Im Jahr 826 wählten die Dogen, die Anführer des venezianischen Staates, den Heiligen Markus zum Schutzpatron der Stadt. Sie machten den Piazza San Marco zu einem Ort, den Napoleon einst als den schönsten Salon Europas bezeichnete. Venedig war damals das politische, wirtschaftliche und religiöse Zentrum der Serenissima Repubblica di Venezia (Republik Venedig) und spielte eine zentrale Rolle im Handel zwischen Okzident und Orient. Einen Einblick in die Geschichte der Stadt bietet das Museo Correr (städtisches Museum von Venedig).
Eine Inspirationsquelle für Künstler
Der Markusplatz unterteilt sich in zwei Bereiche: den Teil zwischen der Basilika und dem napoleonischen Flügel sowie das Areal zwischen dem Glockenturm und der Lagune. Von diesem zweiten Abschnitt, der Piazetta San Marco genannt wird, hast du einen herrlichen Blick auf die Insel San Giorgio Maggiore, oft mit Gondeln als Fotomotiv im Vordergrund. Zudem stehen hier zwei Säulen, die von Saint-Théodore und dem geflügelten Löwen gekrönt werden. Letzterer ist das Wahrzeichen der Stadt und wurde von den Franzosen geraubt, die ihn für etwa ein Jahrzehnt am Brunnen des Invalidendoms in Paris ausstellten.

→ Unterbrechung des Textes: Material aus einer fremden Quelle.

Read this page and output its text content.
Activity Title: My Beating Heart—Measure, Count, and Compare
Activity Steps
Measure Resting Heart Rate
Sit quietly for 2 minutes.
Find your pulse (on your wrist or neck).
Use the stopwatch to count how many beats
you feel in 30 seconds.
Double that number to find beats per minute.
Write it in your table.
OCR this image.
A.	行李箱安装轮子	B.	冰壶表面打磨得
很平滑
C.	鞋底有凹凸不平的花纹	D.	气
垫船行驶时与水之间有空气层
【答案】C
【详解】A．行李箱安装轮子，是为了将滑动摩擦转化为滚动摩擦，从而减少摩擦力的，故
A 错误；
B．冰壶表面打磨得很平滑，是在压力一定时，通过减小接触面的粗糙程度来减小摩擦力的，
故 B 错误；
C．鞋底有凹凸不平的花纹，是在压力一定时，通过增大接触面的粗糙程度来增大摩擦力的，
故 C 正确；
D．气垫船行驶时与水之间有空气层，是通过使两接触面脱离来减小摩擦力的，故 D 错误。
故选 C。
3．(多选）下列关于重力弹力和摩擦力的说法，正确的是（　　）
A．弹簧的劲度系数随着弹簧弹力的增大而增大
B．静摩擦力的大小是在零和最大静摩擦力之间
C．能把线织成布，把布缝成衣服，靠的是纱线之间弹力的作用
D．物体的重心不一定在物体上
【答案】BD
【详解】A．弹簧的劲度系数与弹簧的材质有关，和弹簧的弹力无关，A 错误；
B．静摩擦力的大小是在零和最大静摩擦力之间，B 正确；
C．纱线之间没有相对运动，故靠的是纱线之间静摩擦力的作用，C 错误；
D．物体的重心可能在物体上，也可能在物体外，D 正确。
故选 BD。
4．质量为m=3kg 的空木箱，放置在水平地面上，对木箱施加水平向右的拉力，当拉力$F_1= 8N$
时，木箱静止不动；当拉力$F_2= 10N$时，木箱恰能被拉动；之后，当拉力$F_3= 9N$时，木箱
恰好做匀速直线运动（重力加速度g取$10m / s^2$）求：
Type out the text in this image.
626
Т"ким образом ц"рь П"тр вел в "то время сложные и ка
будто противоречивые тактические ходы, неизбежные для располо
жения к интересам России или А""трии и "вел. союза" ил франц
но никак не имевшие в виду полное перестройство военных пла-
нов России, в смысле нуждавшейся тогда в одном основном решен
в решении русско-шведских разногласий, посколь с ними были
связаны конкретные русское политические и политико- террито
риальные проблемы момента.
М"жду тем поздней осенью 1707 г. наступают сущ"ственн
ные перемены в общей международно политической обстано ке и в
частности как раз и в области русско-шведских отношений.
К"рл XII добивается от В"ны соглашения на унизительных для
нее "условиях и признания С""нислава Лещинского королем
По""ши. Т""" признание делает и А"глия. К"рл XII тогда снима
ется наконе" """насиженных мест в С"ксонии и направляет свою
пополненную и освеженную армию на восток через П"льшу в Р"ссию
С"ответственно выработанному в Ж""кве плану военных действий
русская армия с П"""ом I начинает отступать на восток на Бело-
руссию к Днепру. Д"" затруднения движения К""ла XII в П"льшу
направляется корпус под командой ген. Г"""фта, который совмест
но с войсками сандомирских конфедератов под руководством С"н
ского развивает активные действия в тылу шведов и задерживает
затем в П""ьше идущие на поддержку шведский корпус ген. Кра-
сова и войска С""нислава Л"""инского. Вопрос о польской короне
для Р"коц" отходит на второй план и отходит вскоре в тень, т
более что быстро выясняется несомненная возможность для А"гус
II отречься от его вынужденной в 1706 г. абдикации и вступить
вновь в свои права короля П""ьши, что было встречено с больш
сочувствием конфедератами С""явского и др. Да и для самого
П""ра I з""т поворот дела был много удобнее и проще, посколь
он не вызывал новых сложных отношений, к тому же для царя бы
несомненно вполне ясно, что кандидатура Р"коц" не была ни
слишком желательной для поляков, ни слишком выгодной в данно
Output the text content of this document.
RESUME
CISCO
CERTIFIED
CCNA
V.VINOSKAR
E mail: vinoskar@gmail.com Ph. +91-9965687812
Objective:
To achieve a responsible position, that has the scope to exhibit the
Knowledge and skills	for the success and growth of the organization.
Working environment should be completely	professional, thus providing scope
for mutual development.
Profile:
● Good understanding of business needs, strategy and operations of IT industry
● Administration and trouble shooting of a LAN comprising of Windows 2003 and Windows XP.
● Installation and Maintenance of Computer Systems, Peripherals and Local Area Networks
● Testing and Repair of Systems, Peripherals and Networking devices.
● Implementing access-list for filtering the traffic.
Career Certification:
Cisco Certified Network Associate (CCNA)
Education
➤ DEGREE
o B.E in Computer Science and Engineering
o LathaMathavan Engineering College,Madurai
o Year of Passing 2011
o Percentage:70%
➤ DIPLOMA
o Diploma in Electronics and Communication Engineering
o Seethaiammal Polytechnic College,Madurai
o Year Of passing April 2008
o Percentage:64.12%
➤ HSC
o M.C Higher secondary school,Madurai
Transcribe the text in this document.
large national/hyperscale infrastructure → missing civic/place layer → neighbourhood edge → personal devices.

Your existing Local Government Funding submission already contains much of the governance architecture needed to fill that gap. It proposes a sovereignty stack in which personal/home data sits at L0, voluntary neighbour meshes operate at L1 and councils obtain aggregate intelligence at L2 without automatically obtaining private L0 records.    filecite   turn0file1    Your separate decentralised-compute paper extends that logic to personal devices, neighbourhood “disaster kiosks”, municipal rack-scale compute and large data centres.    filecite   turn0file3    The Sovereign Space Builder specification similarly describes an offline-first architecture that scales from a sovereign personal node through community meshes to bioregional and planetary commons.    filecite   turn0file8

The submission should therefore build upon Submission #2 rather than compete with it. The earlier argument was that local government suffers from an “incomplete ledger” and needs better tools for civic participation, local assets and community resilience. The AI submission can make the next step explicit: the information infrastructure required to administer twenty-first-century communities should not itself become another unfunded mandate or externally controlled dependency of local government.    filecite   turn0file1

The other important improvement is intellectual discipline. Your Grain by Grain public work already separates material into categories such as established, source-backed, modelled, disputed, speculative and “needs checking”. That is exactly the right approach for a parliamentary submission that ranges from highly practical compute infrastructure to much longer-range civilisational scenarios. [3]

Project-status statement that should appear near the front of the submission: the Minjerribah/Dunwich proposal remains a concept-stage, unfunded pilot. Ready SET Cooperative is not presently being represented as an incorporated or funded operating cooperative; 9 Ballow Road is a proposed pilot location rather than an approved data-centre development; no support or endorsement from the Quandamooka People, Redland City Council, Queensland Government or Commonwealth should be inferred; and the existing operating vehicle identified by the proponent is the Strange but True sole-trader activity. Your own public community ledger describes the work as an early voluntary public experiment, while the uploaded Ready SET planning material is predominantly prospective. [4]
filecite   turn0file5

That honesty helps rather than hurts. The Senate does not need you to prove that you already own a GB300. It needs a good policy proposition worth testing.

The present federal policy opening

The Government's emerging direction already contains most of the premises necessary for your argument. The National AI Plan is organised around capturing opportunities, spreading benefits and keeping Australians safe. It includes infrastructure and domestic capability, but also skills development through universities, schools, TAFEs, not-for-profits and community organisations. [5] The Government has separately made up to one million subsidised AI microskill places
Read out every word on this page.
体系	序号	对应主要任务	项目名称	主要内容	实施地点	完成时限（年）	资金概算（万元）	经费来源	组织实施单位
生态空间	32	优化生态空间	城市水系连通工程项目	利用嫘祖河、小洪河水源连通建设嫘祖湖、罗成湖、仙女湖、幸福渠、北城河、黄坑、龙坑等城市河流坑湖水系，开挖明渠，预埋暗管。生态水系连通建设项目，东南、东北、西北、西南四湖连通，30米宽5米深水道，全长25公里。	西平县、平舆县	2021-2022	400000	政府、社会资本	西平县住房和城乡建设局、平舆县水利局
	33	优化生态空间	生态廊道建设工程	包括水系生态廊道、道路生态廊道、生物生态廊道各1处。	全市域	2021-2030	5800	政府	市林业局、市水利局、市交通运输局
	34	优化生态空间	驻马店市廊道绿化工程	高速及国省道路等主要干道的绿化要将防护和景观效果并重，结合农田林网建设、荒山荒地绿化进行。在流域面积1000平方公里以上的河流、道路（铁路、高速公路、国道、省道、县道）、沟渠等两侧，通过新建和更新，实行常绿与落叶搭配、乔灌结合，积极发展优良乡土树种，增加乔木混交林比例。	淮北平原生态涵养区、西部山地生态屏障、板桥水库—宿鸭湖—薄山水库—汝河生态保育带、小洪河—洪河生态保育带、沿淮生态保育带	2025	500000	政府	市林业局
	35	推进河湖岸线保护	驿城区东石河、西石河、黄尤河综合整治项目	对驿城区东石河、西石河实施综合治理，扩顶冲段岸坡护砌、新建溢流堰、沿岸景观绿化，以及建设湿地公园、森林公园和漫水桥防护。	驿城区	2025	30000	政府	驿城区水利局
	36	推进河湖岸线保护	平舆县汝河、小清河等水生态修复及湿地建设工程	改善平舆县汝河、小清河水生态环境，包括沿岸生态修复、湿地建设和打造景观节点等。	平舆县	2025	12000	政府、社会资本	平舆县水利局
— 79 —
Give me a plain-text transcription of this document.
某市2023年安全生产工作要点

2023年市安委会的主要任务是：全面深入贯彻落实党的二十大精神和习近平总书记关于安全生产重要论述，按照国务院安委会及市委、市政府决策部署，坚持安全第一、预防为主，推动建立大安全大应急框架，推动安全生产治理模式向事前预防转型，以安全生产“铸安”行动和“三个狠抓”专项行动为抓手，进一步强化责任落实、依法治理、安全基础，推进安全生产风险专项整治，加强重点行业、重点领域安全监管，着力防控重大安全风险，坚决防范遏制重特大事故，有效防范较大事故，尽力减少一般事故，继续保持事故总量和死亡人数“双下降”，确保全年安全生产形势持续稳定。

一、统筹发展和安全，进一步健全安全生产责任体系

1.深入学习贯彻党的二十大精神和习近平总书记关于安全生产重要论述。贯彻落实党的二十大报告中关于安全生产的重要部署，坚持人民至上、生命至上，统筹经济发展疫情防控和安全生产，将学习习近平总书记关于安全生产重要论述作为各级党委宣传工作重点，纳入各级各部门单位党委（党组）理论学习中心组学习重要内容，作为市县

Der Ruhm des Markusplatzes ist auch venezianischen Malern wie Canaletto, Bellini, Giorgione, Tizian, Tintoretto oder Veronese zu verdanken, die den Ort auf ihren Werken verewigten. Zwischen Oktober und März kommt es gelegentlich zu Überflutungen, dem sogenannten Acqua Alta, das meist etwa 2 Stunden am Tag anhält. In dieser Zeit werden provisorische Stege aufgebaut. Du kannst dir bei Bedarf auch vor Ort einfache Gummistiefel für etwa 10 bis 15 Euro kaufen.
Ich fange mal damit an, dass der Markusplatz natürlich sehr schön ist. Aber ich fand ihn etwas leer, abgesehen von der Basilika und dem Dogenpalast in der Nähe. Während meines Aufenthalts bin ich lieber durch die kleinen Gassen von Venedig geschlendert. Es ist außerdem eine echte Touristenfalle, was den Ort nicht gerade besonders ausgefallen oder authentisch macht. Andererseits gibt es eine Menge Dinge, die man von diesem Punkt aus unternehmen kann, also verpasst nicht die Gelegenheit, einen Blick darauf zu werfen.